ノイズは4で割って、さらにdebayerした時に15くらい下がることを考えると、RGBともに200後半台なので、結果として50程度になることが予測できます。ノイズは2条分布で評価するので、この50を2乗して2500程度。先ほどの10000をこの2500で割ってやるとコンバージョンファクターになって、10000/2500=4程度となるわけです。でもよく見るとRGBの線の他にもう一本白い線があり、こちらの方がかなり小さいノイズになっています。
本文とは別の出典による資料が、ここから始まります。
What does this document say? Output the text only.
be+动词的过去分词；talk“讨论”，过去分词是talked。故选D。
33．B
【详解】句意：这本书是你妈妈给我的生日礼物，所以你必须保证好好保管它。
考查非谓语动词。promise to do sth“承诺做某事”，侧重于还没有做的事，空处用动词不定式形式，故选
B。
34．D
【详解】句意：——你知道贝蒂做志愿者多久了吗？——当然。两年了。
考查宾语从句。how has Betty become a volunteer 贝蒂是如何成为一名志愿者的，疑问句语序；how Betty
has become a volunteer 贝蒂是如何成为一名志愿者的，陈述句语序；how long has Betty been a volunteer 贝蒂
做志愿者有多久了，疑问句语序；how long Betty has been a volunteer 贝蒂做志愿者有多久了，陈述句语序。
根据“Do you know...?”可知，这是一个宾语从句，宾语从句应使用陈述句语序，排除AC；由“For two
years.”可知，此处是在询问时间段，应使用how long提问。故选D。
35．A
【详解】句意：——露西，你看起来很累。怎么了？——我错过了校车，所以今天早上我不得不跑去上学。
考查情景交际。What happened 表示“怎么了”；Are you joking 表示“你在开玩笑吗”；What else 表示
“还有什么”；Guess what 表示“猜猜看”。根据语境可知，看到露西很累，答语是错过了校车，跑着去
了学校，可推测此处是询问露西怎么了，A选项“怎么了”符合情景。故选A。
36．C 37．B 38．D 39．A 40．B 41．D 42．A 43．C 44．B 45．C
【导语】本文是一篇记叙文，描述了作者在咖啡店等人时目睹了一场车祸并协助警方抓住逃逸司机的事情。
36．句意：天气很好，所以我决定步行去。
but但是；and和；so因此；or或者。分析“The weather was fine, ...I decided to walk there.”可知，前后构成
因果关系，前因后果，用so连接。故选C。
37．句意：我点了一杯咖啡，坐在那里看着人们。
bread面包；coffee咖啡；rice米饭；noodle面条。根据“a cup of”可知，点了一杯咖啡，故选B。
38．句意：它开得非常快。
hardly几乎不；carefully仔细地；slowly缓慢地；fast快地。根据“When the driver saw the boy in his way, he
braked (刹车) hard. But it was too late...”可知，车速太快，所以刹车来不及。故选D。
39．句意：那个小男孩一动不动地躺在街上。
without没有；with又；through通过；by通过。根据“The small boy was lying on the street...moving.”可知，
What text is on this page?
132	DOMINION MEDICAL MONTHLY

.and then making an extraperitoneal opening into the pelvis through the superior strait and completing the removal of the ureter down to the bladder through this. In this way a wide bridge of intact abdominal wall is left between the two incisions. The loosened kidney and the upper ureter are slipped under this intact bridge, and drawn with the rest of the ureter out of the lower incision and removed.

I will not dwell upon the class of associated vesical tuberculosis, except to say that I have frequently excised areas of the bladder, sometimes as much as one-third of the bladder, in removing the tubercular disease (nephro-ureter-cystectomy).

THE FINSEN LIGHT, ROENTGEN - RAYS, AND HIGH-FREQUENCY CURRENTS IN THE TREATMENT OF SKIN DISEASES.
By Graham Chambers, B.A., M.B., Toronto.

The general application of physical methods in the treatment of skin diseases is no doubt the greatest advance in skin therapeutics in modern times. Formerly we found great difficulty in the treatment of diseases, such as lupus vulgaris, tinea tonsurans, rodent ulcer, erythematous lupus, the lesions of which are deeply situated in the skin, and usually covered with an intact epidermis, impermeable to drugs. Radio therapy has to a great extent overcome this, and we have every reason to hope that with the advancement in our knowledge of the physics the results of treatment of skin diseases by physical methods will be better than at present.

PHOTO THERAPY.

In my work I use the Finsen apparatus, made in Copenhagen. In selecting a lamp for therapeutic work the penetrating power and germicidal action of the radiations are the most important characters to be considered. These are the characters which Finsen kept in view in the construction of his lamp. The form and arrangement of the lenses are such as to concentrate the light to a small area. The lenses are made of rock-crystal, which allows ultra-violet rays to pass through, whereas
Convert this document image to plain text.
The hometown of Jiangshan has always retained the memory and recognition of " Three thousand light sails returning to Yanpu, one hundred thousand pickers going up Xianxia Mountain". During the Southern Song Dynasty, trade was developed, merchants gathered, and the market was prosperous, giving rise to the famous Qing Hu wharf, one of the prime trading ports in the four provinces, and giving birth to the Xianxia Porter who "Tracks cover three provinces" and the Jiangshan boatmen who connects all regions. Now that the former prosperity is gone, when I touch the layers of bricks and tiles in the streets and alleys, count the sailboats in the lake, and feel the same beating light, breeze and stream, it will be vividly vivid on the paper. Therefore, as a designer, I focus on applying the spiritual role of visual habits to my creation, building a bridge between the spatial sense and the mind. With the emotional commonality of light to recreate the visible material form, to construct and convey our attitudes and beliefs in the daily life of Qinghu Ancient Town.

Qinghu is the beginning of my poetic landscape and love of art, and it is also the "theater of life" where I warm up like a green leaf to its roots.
たぶんこれLなんですが、でもなんで?RGBよりもばらつき具合が小さくなる理由が全くわからないです。

Lの標準偏差で評価した時のノイズが、RGBでdebayerして平均偏差を使った時のノイズと、数学的に等価になるとか証明できたら安心して校舎を使うことができますが、パッと考えてもなかなかイメージできません。あと、Lのノイズが小さすぎることも気になります。

(追記: 一晩寝て考えたら多分謎が解けました。もっと単純な話で、今晩帰ったら検証してみます。)
(さらに追記: ヤッリダメでした。詳しくはコメント欄を。何か根本的におかしなところがあるのか?)

まとめ


いずれにせよ、SharpCapの自動測定は何かRGBとは違う評価方法を使っているのかと推測できます。

まだまだ先は長いですが、コンバージョンファクターもそろそろ飽きてきました。この状態だとまだASI294MCのダークノイズの評価の準備がまだ整っていない気もしますが、徐々にちらの方に移っていこうと思います。